Belle hesitated, questioning herself. The lamp-post reminded her of stories that Bonnie had read to her before bed when she was young. Inevitably stories of witches, in so many forms and worlds. There'd been a matching lamp to this one in their local church graveyard, where they'd walked together in all weathers, hunting down specific weeds, rare crabgrass, downy thistles and oily feathers for Bonnie's brewing. Bonnie would remind her daughter, long before powers came into play, to never doubt that wise lions, powerful witches and mystical wardrobes were all very, very real and waiting to be found. To venture past the lamp-post in the story had always led to strange adventures and great changes in fortune. It had always led to witches.
"This has to be it."
Her instincts said fire . Belle focused on the unlit tinder inside and tipped her finger up towards it, a nest of tiny sparks conjuring a small flame behind the glass. Instantly, the iron frame filled with tawny light, pleasant against the damp grey air. The lamplight landed simply and selectively on just one weeping willow tree, which covered the opposite walls in a cascade. Against the drizzle, the glow coated each sweeping leaf like a cobweb, falling as if to spotlight that tree alone.
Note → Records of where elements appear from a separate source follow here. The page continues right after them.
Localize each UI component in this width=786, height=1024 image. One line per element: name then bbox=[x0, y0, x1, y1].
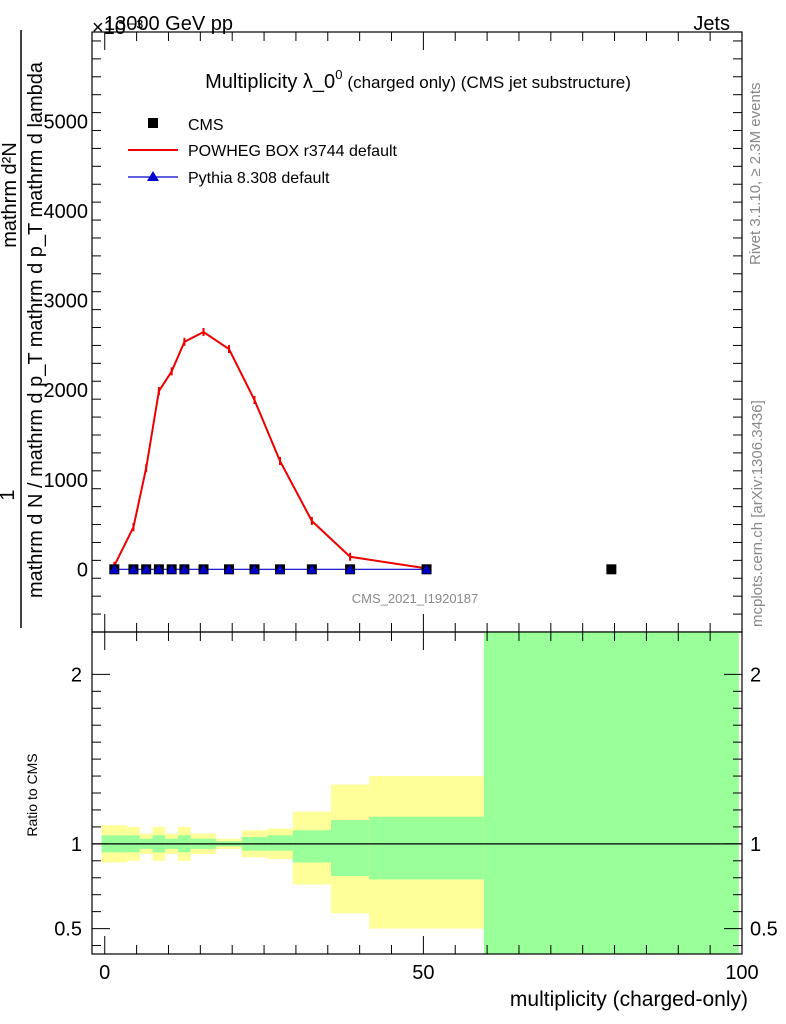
legend-pythia-label: Pythia 8.308 default bbox=[188, 170, 330, 187]
y-axis-title-numerator: 1 bbox=[0, 489, 19, 500]
pythia-point bbox=[166, 564, 177, 574]
ratio-x-tick-label: 0 bbox=[99, 962, 110, 984]
y-axis-title-tail: mathrm d²N bbox=[0, 142, 21, 248]
main-series bbox=[109, 328, 617, 575]
y-axis-title: 1 mathrm d N / mathrm d p_T mathrm d p_T… bbox=[0, 30, 47, 628]
ratio-y-tick-label: 0.5 bbox=[54, 919, 82, 941]
legend-cms-marker bbox=[148, 118, 158, 128]
ratio-y-ticks: 0.5 0.5 1 1 2 2 bbox=[54, 664, 778, 947]
x-axis-title: multiplicity (charged-only) bbox=[510, 988, 748, 1011]
legend-powheg-label: POWHEG BOX r3744 default bbox=[188, 143, 398, 160]
ratio-y-tick-label-right: 0.5 bbox=[750, 919, 778, 941]
pythia-point bbox=[224, 564, 235, 574]
legend-pythia-marker bbox=[147, 171, 159, 181]
pythia-point bbox=[274, 564, 285, 574]
ratio-band-inner bbox=[330, 820, 370, 877]
ratio-band-inner bbox=[369, 816, 484, 880]
ratio-y-tick-label-right: 1 bbox=[750, 834, 761, 856]
pythia-point bbox=[109, 564, 120, 574]
main-y-tick-label: 5000 bbox=[44, 112, 89, 134]
legend-cms-label: CMS bbox=[188, 117, 224, 134]
chart-title-suffix: (charged only) (CMS jet substructure) bbox=[347, 73, 630, 92]
ratio-x-ticks: 0 50 100 bbox=[99, 632, 759, 984]
process-label: Jets bbox=[693, 13, 730, 35]
chart-title-main: Multiplicity λ_0 bbox=[205, 71, 335, 93]
main-y-tick-label: 0 bbox=[77, 559, 88, 581]
rivet-label: Rivet 3.1.10, ≥ 2.3M events bbox=[747, 83, 764, 266]
pythia-point bbox=[306, 564, 317, 574]
main-y-tick-label: 4000 bbox=[44, 201, 89, 223]
pythia-point bbox=[128, 564, 139, 574]
mcplots-label: mcplots.cern.ch [arXiv:1306.3436] bbox=[749, 400, 766, 627]
ratio-band-inner bbox=[483, 632, 739, 954]
ratio-y-tick-label-right: 2 bbox=[750, 664, 761, 686]
pythia-point bbox=[249, 564, 260, 574]
pythia-point bbox=[198, 564, 209, 574]
pythia-point bbox=[179, 564, 190, 574]
pythia-point bbox=[421, 564, 432, 574]
powheg-series-line bbox=[113, 330, 427, 570]
ratio-panel: 0.5 0.5 1 1 2 2 0 50 100 Ratio to CMS multiplic… bbox=[24, 631, 778, 1011]
ratio-x-tick-label: 100 bbox=[725, 962, 758, 984]
cms-data-point bbox=[606, 564, 617, 575]
chart-title-sup: 0 bbox=[335, 67, 342, 82]
pythia-point bbox=[345, 564, 356, 574]
main-y-ticks: 0 1000 2000 3000 4000 5000 bbox=[44, 40, 742, 615]
main-y-tick-label: 3000 bbox=[44, 291, 89, 313]
legend: CMS POWHEG BOX r3744 default Pythia 8.30… bbox=[128, 117, 398, 187]
ratio-y-tick-label: 2 bbox=[71, 664, 82, 686]
analysis-watermark: CMS_2021_I1920187 bbox=[352, 591, 479, 606]
energy-label: 13000 GeV pp bbox=[104, 13, 233, 35]
ratio-y-tick-label: 1 bbox=[71, 834, 82, 856]
pythia-point bbox=[141, 564, 152, 574]
y-multiplier: ×10⁻³ bbox=[92, 17, 143, 39]
ratio-y-axis-title: Ratio to CMS bbox=[24, 753, 40, 836]
y-axis-title-denominator: mathrm d N / mathrm d p_T mathrm d p_T m… bbox=[25, 61, 47, 598]
ratio-bands bbox=[101, 632, 739, 954]
main-y-tick-label: 1000 bbox=[44, 470, 89, 492]
ratio-band-inner bbox=[267, 835, 293, 851]
chart-title: Multiplicity λ_00 (charged only) (CMS jet… bbox=[205, 67, 631, 93]
pythia-point bbox=[153, 564, 164, 574]
main-x-ticks bbox=[104, 32, 743, 632]
ratio-x-tick-label: 50 bbox=[412, 962, 434, 984]
ratio-band-inner bbox=[292, 830, 331, 863]
main-y-tick-label: 2000 bbox=[44, 380, 89, 402]
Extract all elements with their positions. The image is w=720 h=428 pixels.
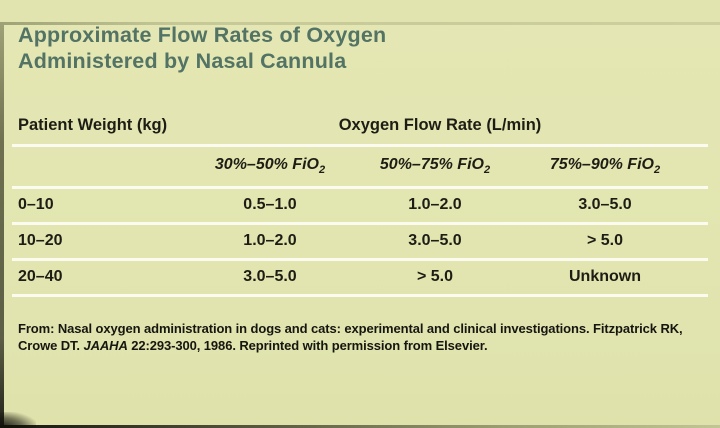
flow-rate-cell: > 5.0 xyxy=(368,259,502,297)
subheader-fio2-50-75-label: 50%–75% FiO xyxy=(379,155,484,173)
flow-rate-cell: 1.0–2.0 xyxy=(368,187,502,225)
table-row: 10–20 1.0–2.0 3.0–5.0 > 5.0 xyxy=(12,223,709,261)
source-citation: From: Nasal oxygen administration in dog… xyxy=(18,320,702,354)
weight-cell: 0–10 xyxy=(12,187,172,225)
flow-rate-cell: 3.0–5.0 xyxy=(368,223,502,261)
fio2-subscript: 2 xyxy=(653,164,661,177)
citation-line1: From: Nasal oxygen administration in dog… xyxy=(18,320,683,336)
card-title: Approximate Flow Rates of Oxygen Adminis… xyxy=(18,22,702,74)
subheader-fio2-30-50-label: 30%–50% FiO xyxy=(214,155,319,173)
flow-rate-cell: 3.0–5.0 xyxy=(172,259,368,297)
weight-cell: 10–20 xyxy=(12,223,172,261)
table-row: 0–10 0.5–1.0 1.0–2.0 3.0–5.0 xyxy=(12,187,709,225)
corner-shadow-decoration xyxy=(0,412,36,428)
fio2-subscript: 2 xyxy=(318,164,326,177)
reference-card: Approximate Flow Rates of Oxygen Adminis… xyxy=(0,22,720,428)
flow-rate-cell: 1.0–2.0 xyxy=(172,223,368,261)
column-group-header-oxygen-flow-rate: Oxygen Flow Rate (L/min) xyxy=(172,107,709,147)
citation-line2-pre: Crowe DT. xyxy=(18,337,84,353)
subheader-fio2-30-50: 30%–50% FiO2 xyxy=(172,145,368,189)
flow-rate-cell: 3.0–5.0 xyxy=(502,187,709,225)
subheader-fio2-50-75: 50%–75% FiO2 xyxy=(368,145,502,189)
citation-line2: Crowe DT. JAAHA 22:293-300, 1986. Reprin… xyxy=(18,337,702,354)
subheader-fio2-75-90: 75%–90% FiO2 xyxy=(502,145,709,189)
fio2-subscript: 2 xyxy=(483,164,491,177)
subheader-fio2-75-90-label: 75%–90% FiO xyxy=(549,155,654,173)
left-edge-decoration xyxy=(0,22,4,428)
subheader-empty-cell xyxy=(12,145,172,189)
column-header-patient-weight: Patient Weight (kg) xyxy=(12,107,172,147)
card-title-line1: Approximate Flow Rates of Oxygen xyxy=(18,23,387,47)
card-title-line2: Administered by Nasal Cannula xyxy=(18,49,347,73)
flow-rate-cell: > 5.0 xyxy=(502,223,709,261)
table-subheader-row: 30%–50% FiO2 50%–75% FiO2 75%–90% FiO2 xyxy=(12,145,709,189)
top-edge-decoration xyxy=(0,22,720,25)
oxygen-flow-rate-table: Patient Weight (kg) Oxygen Flow Rate (L/… xyxy=(12,107,709,297)
table-row: 20–40 3.0–5.0 > 5.0 Unknown xyxy=(12,259,709,297)
weight-cell: 20–40 xyxy=(12,259,172,297)
flow-rate-cell: Unknown xyxy=(502,259,709,297)
flow-rate-cell: 0.5–1.0 xyxy=(172,187,368,225)
citation-line2-post: 22:293-300, 1986. Reprinted with permiss… xyxy=(127,337,488,353)
table-header-row: Patient Weight (kg) Oxygen Flow Rate (L/… xyxy=(12,107,709,147)
citation-journal-name: JAAHA xyxy=(83,337,128,353)
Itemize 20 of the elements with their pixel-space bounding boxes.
Glancing over her shoulder to check that nobody was taking any notice of the mad girl staring at a thicket of a willow, Belle reached out and parted the dense wet greenery, soaking her sleeves. As the darkness shrunk away, the warm light revealed a wooden door pressed deep into the stone circle wall of the cemetery. It couldn't have been there before. Even behind the willow, she would surely have spotted the heavy dark oak door strapped with aged metal. Or the weighty knocker shaped like a celestial moon. Or the intricate carvings of stars in the grain, along with three single words: Tonitru, Fulgur, Pluvia.